I am receiving a large number of arraylists of objects that extend my object. I want to insert them into a hashmap for faster referencing. I decided to create a method to avoid duplicate code since it happens so often, and just for fun I want to be extra fancy and use generics. There are a few ways I know to do this, but none seem very clean or pretty; I'm wondering if I'm missing an easier solution. So I want to do something like this...
private void addToMap(Collections<? extends myObject> collection, Map<String, ? extends myObject> map){
for(MyObject myObject: collection){
map.put(myObject.getName(), myObject);
}
}
The contract of the method would require that the collection provided stores the same class as map does. I'm fine if the method throws an exception were someone to break that contract and try passing in two a collection that stored a different implementation of myObject then the map stored.

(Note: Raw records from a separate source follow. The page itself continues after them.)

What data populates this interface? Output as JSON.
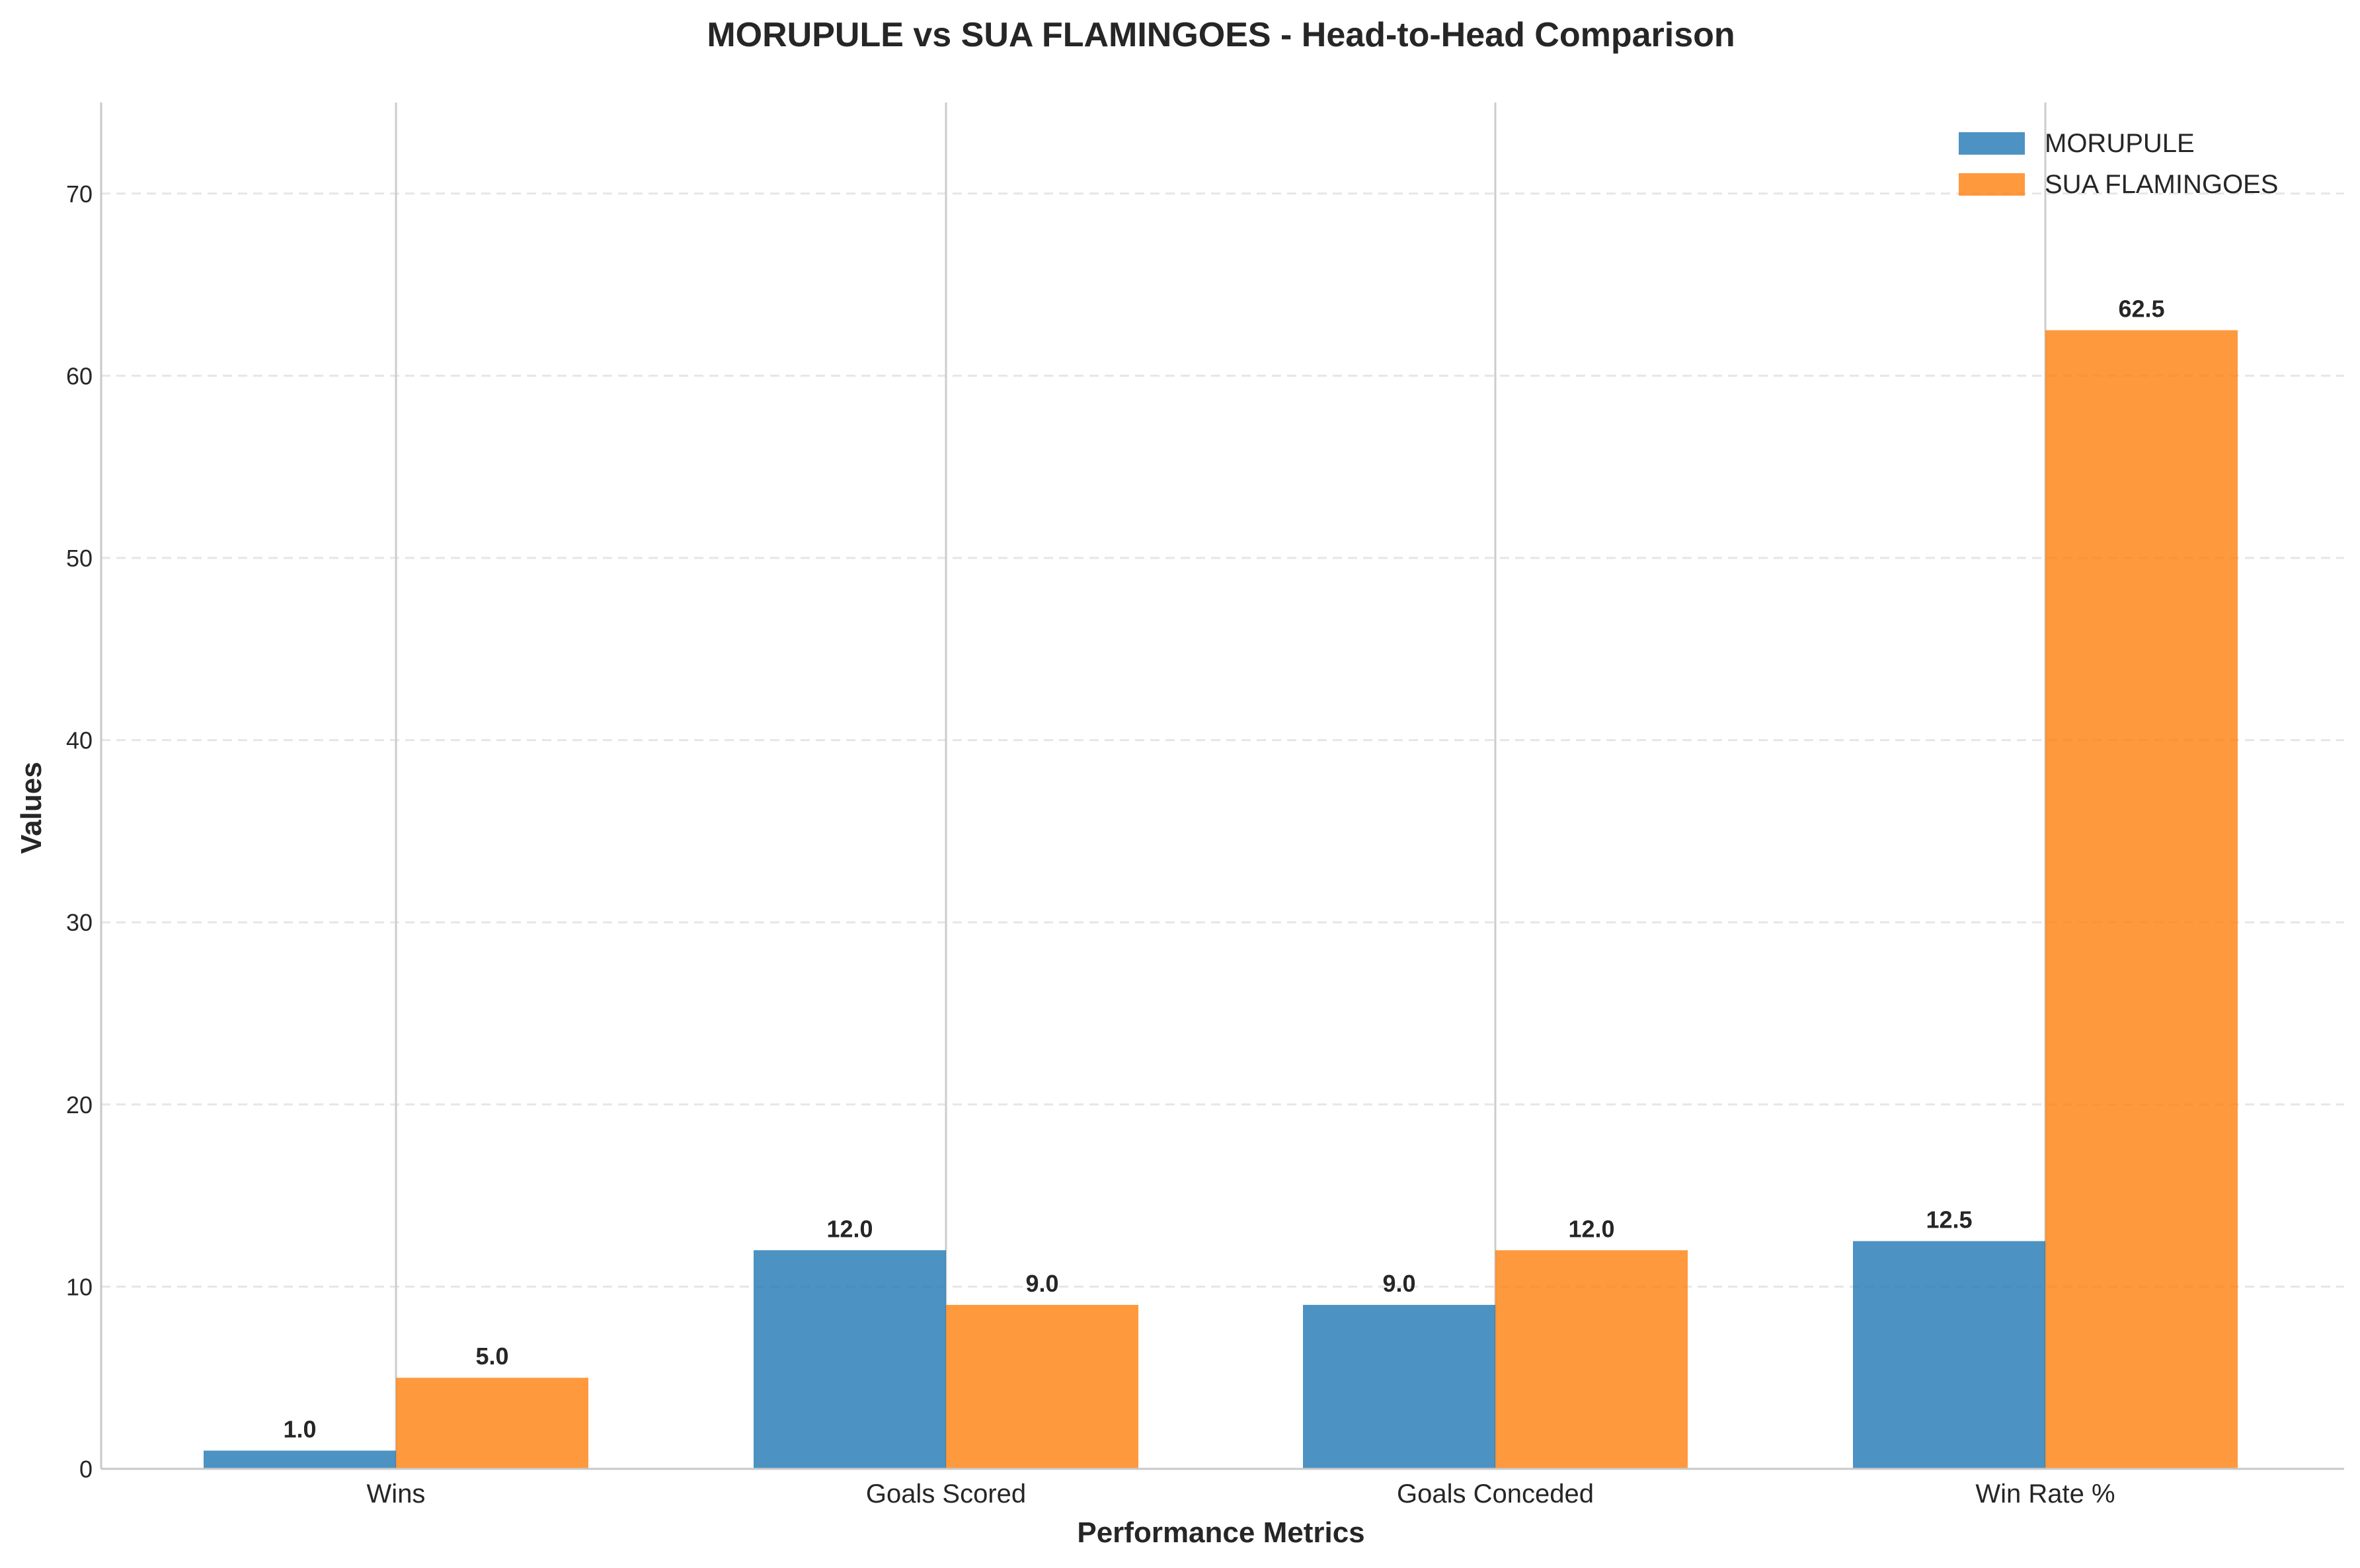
{
  "chart_data": {
    "type": "bar",
    "title": "MORUPULE vs SUA FLAMINGOES - Head-to-Head Comparison",
    "xlabel": "Performance Metrics",
    "ylabel": "Values",
    "categories": [
      "Wins",
      "Goals Scored",
      "Goals Conceded",
      "Win Rate %"
    ],
    "series": [
      {
        "name": "MORUPULE",
        "color": "#1f77b4",
        "values": [
          1.0,
          12.0,
          9.0,
          12.5
        ],
        "labels": [
          "1.0",
          "12.0",
          "9.0",
          "12.5"
        ]
      },
      {
        "name": "SUA FLAMINGOES",
        "color": "#ff7f0e",
        "values": [
          5.0,
          9.0,
          12.0,
          62.5
        ],
        "labels": [
          "5.0",
          "9.0",
          "12.0",
          "62.5"
        ]
      }
    ],
    "ylim": [
      0,
      75
    ],
    "yticks": [
      0,
      10,
      20,
      30,
      40,
      50,
      60,
      70
    ],
    "grid": "y dashed, x solid",
    "legend": "top-right"
  }
}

The code above fails, because I can't put 'myObject' into a collection expecting "? extends MyObject" to encourage type safety. I'm fine just casting it, but they only way I know to figure out how to cast it involves a few steps of ugly reflection and seems convoluted. I could also create some sort of inner class to have more powerful generics available to me (to force collection and map to store the same type) but it also feels like overkill.
So, is there a simple or pretty manner to creating this method in the most intuitive-to-the-reader manner possible? I know I could toss out the generics entirely and just cast everything from object, I'm just trying to figure out a more elegant method.